Wherever I sleep, there’s always
someone rummaging through the bins
at dawn: a fox, a raccoon, a person
after the after-effects of my life,
My corks & my crumbs, my cotton balls
slick with skin cells & glycolic acid.
I don’t mind. I leave the blinds open
while I dress, I tell the Internet all
my best stories. I’m just being pragmatic:
Bezos owns my life anyway. Data,
he calls it, as though a soul can be reduced
to strings of binary. I’ll have the last laugh,
I’ll let the corks & crumbs, like tea leaves,
dictate my impossible future. I’ll write
narratives & anti-narratives, let the foxes
pick the right conclusion.
When I was born, the stars arranged themselves
accordingly.
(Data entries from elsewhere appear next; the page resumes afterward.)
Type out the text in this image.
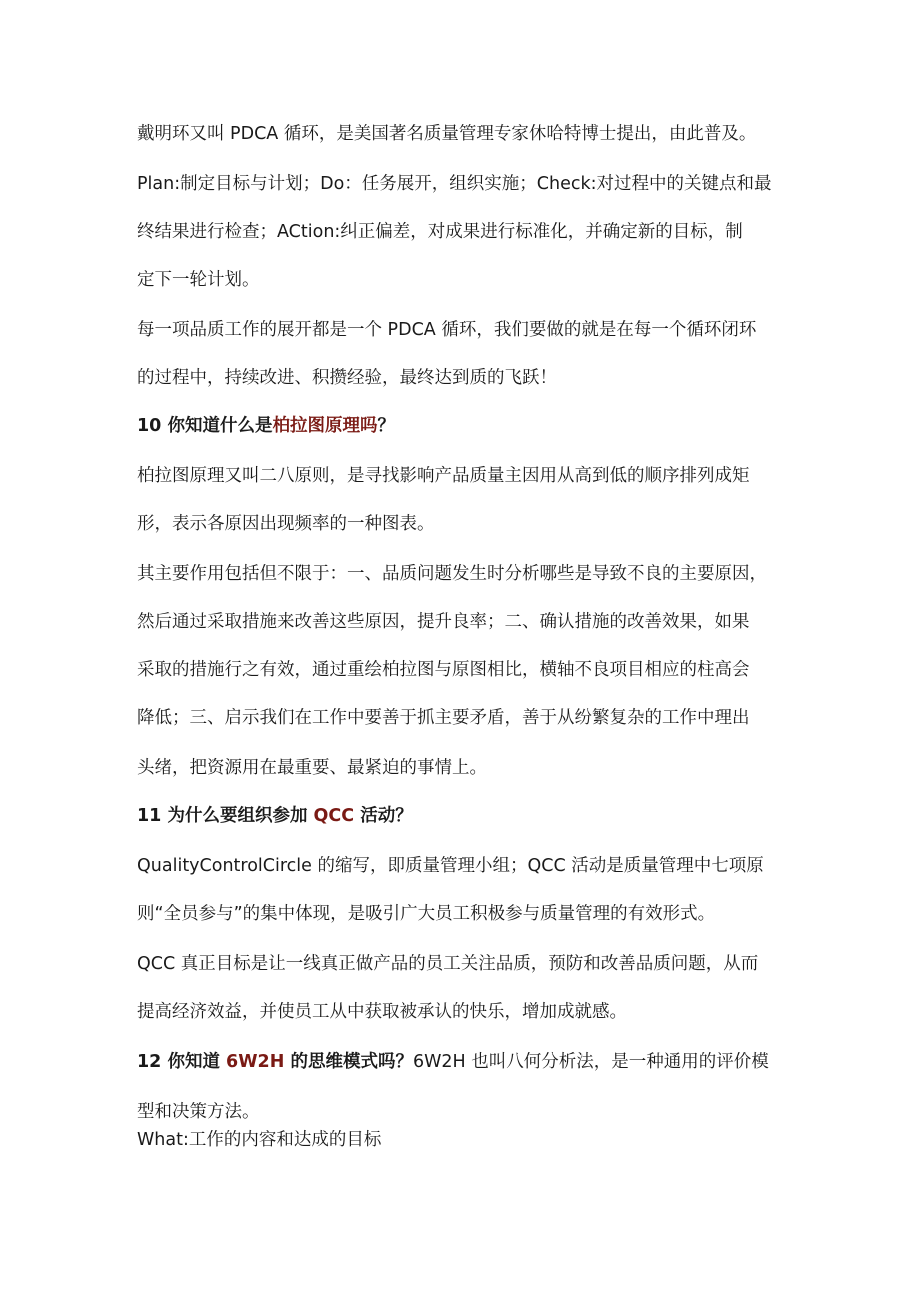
戴明环又叫 PDCA 循环，是美国著名质量管理专家休哈特博士提出，由此普及。
Plan:制定目标与计划；Do：任务展开，组织实施；Check:对过程中的关键点和最
终结果进行检查；ACtion:纠正偏差，对成果进行标准化，并确定新的目标，制
定下一轮计划。
每一项品质工作的展开都是一个 PDCA 循环，我们要做的就是在每一个循环闭环
的过程中，持续改进、积攒经验，最终达到质的飞跃！
10 你知道什么是柏拉图原理吗？
柏拉图原理又叫二八原则，是寻找影响产品质量主因用从高到低的顺序排列成矩
形，表示各原因出现频率的一种图表。
其主要作用包括但不限于：一、品质问题发生时分析哪些是导致不良的主要原因，
然后通过采取措施来改善这些原因，提升良率；二、确认措施的改善效果，如果
采取的措施行之有效，通过重绘柏拉图与原图相比，横轴不良项目相应的柱高会
降低；三、启示我们在工作中要善于抓主要矛盾，善于从纷繁复杂的工作中理出
头绪，把资源用在最重要、最紧迫的事情上。
11 为什么要组织参加 QCC 活动？
QualityControlCircle 的缩写，即质量管理小组；QCC 活动是质量管理中七项原
则“全员参与”的集中体现，是吸引广大员工积极参与质量管理的有效形式。
QCC 真正目标是让一线真正做产品的员工关注品质，预防和改善品质问题，从而
提高经济效益，并使员工从中获取被承认的快乐，增加成就感。
12 你知道 6W2H 的思维模式吗？6W2H 也叫八何分析法，是一种通用的评价模
型和决策方法。
What:工作的内容和达成的目标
Call it astrology, call it magic, but
I was born under Pisces, to the music of foxes &
a cheap CD of Crowded House my mother
preferred to an epidural. Or call it data,
call me grooves on a CD, ready to be played.
I don’t mind. I still believe in small magic, in
happenstance & surprise. Bezos knows this, too,
sells me acids, incense, books of poetry. But
poems make new worlds, so let this be
my incantation. Let this be my
fragmentation. I won’t let you write me
in ones and zeros. I was born under Pisces,
to a pair of foxes making music in the bins.
I’ll be a perfect string of twos.
Bethan Tyler is a disabled poet and former radio DJ. She lives in Portland, Oregon with her partner and a cat named Suzie (after Leonard Cohen’s “Suzanne”). Her poems have previously been published in The Chattahoochee Review, Fjords Review, and Redivider.